Writing letters now was like throwing stones into a bottomless pool. They sank without a trace. No point in telling the family which gang you worked in and what your foreman, Andrei Prokofyevich Tyurin, was like. Nowadays you had more to say to Kildigs, the Latvian, than to the folks at home.

This passage from Section 4, in which Shukhov ruminates about the uselessness of writing letters, is an example of Solzhenitsyn’s use of the literary device known as free indirect discourse. Free indirect discourse is a way of writing in which a narrator speaks in the third person but communicates a character’s private thoughts. The narrator of the novel is not Shukhov. However, the narrator communicates Shukhov’s inner thoughts and desires without differentiating them from his own. An example in this passage is the narrator’s statement that there is no point in telling one’s family about Tyurin. Solzhenitsyn thus turns Shukhov’s private thought about pointlessness of communicating home after so much time in the camp into one with which we can all identify.
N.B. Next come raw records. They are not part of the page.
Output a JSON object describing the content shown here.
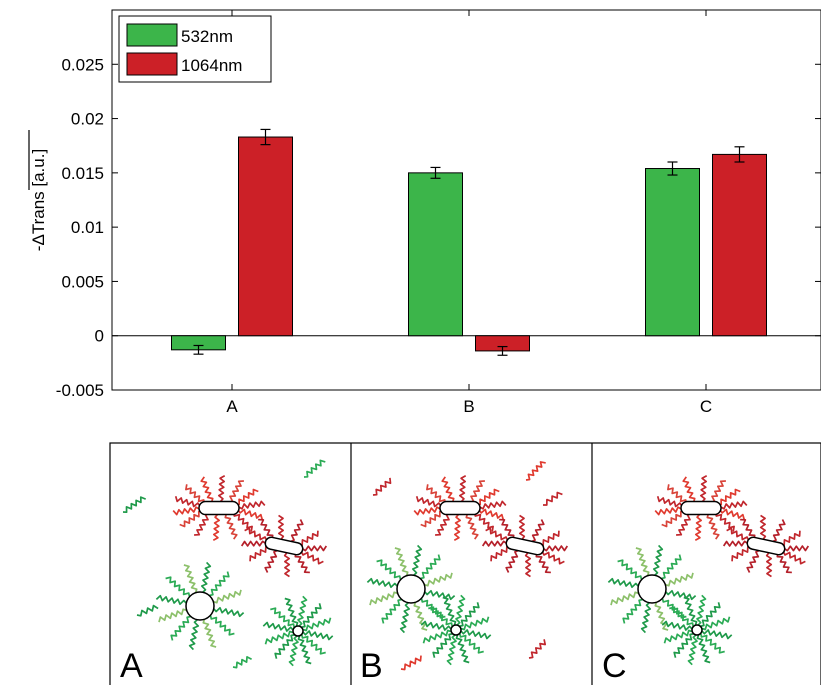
{
  "chart_data": {
    "type": "bar",
    "categories": [
      "A",
      "B",
      "C"
    ],
    "series": [
      {
        "name": "532nm",
        "color": "#3cb54a",
        "values": [
          -0.0013,
          0.015,
          0.0154
        ],
        "errors": [
          0.0004,
          0.0005,
          0.0006
        ]
      },
      {
        "name": "1064nm",
        "color": "#cc2027",
        "values": [
          0.0183,
          -0.0014,
          0.0167
        ],
        "errors": [
          0.0007,
          0.0004,
          0.0007
        ]
      }
    ],
    "ylabel": "-ΔTrans [a.u.]",
    "ylim": [
      -0.005,
      0.03
    ],
    "yticks": [
      "-0.005",
      "0",
      "0.005",
      "0.01",
      "0.015",
      "0.02",
      "0.025"
    ],
    "grid": false,
    "legend_position": "top-left"
  },
  "panels": [
    {
      "label": "A",
      "spheres": "green",
      "rods": "red",
      "free_ligands": "green"
    },
    {
      "label": "B",
      "spheres": "green",
      "rods": "red",
      "free_ligands": "red"
    },
    {
      "label": "C",
      "spheres": "green",
      "rods": "red",
      "free_ligands": "none"
    }
  ]
}
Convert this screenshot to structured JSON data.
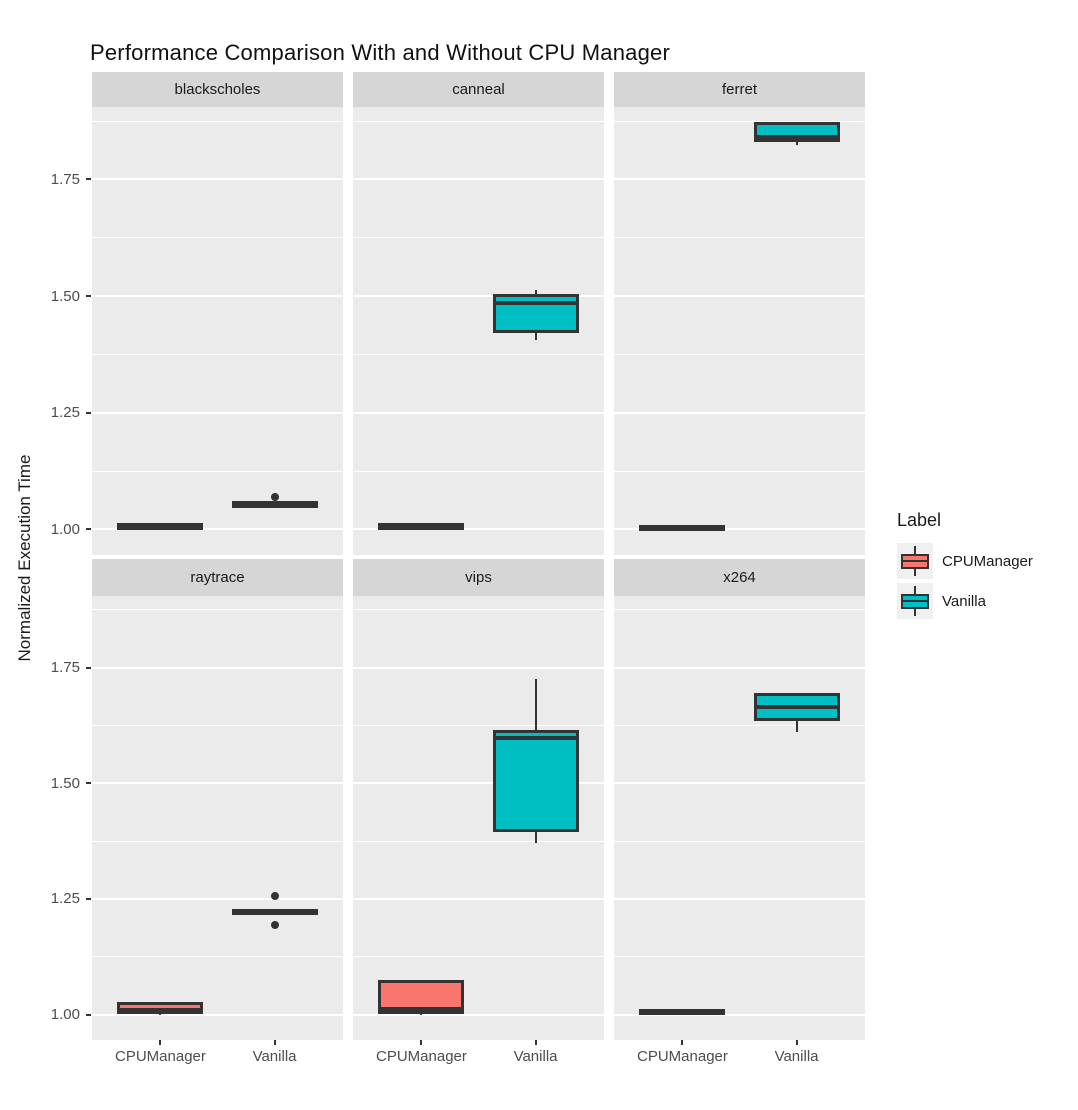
{
  "chart_data": {
    "type": "boxplot",
    "title": "Performance Comparison With and Without CPU Manager",
    "xlabel": "",
    "ylabel": "Normalized Execution Time",
    "categories": [
      "CPUManager",
      "Vanilla"
    ],
    "y_ticks": [
      1.0,
      1.25,
      1.5,
      1.75
    ],
    "y_tick_labels": [
      "1.00",
      "1.25",
      "1.50",
      "1.75"
    ],
    "y_minor": [
      1.125,
      1.375,
      1.625,
      1.875
    ],
    "ylim": [
      0.945,
      1.905
    ],
    "grid": true,
    "legend": {
      "title": "Label",
      "position": "right",
      "entries": [
        {
          "label": "CPUManager",
          "color": "#F8766D"
        },
        {
          "label": "Vanilla",
          "color": "#00BFC4"
        }
      ]
    },
    "facets": [
      {
        "label": "blackscholes",
        "boxes": [
          {
            "group": "CPUManager",
            "min": 1.002,
            "q1": 1.003,
            "median": 1.006,
            "q3": 1.009,
            "max": 1.01,
            "outliers": []
          },
          {
            "group": "Vanilla",
            "min": 1.048,
            "q1": 1.05,
            "median": 1.053,
            "q3": 1.056,
            "max": 1.058,
            "outliers": [
              1.07
            ]
          }
        ]
      },
      {
        "label": "canneal",
        "boxes": [
          {
            "group": "CPUManager",
            "min": 1.0,
            "q1": 1.002,
            "median": 1.006,
            "q3": 1.01,
            "max": 1.012,
            "outliers": []
          },
          {
            "group": "Vanilla",
            "min": 1.405,
            "q1": 1.425,
            "median": 1.485,
            "q3": 1.5,
            "max": 1.512,
            "outliers": []
          }
        ]
      },
      {
        "label": "ferret",
        "boxes": [
          {
            "group": "CPUManager",
            "min": 0.998,
            "q1": 1.0,
            "median": 1.002,
            "q3": 1.005,
            "max": 1.006,
            "outliers": []
          },
          {
            "group": "Vanilla",
            "min": 1.824,
            "q1": 1.834,
            "median": 1.84,
            "q3": 1.868,
            "max": 1.871,
            "outliers": []
          }
        ]
      },
      {
        "label": "raytrace",
        "boxes": [
          {
            "group": "CPUManager",
            "min": 1.0,
            "q1": 1.005,
            "median": 1.01,
            "q3": 1.022,
            "max": 1.026,
            "outliers": []
          },
          {
            "group": "Vanilla",
            "min": 1.218,
            "q1": 1.219,
            "median": 1.221,
            "q3": 1.224,
            "max": 1.226,
            "outliers": [
              1.256,
              1.194
            ]
          }
        ]
      },
      {
        "label": "vips",
        "boxes": [
          {
            "group": "CPUManager",
            "min": 1.0,
            "q1": 1.005,
            "median": 1.012,
            "q3": 1.07,
            "max": 1.073,
            "outliers": []
          },
          {
            "group": "Vanilla",
            "min": 1.372,
            "q1": 1.398,
            "median": 1.598,
            "q3": 1.61,
            "max": 1.725,
            "outliers": []
          }
        ]
      },
      {
        "label": "x264",
        "boxes": [
          {
            "group": "CPUManager",
            "min": 1.002,
            "q1": 1.003,
            "median": 1.006,
            "q3": 1.008,
            "max": 1.009,
            "outliers": []
          },
          {
            "group": "Vanilla",
            "min": 1.61,
            "q1": 1.638,
            "median": 1.665,
            "q3": 1.692,
            "max": 1.692,
            "outliers": []
          }
        ]
      }
    ],
    "colors": {
      "box_border": "#333333",
      "panel_bg": "#EBEBEB",
      "strip_bg": "#D6D6D6",
      "grid": "#FFFFFF",
      "axis_text": "#4D4D4D",
      "text": "#1A1A1A",
      "legend_key_bg": "#F0F0F0"
    }
  }
}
Shukhov’s dismissive attitude toward letter-writing shows how much Shukhov has changed in the last decade. In the duration of ten years, home has receded to a very distant place in his mind. He very rarely even thinks about his wife and daughters. He is not angry or resentful toward his family; they have simply vanished from his consciousness. They, as much as the letters, have “s[u]nk without a trace” into the bottomless pool of Shukhov’s heart. The fact that the family members are never named, while Kildigs and Tyurin are both carefully identified by both name and nationality, shows where Shukhov’s attention lies nowadays. His reference to “home” is ironic, since his camp is now his real home.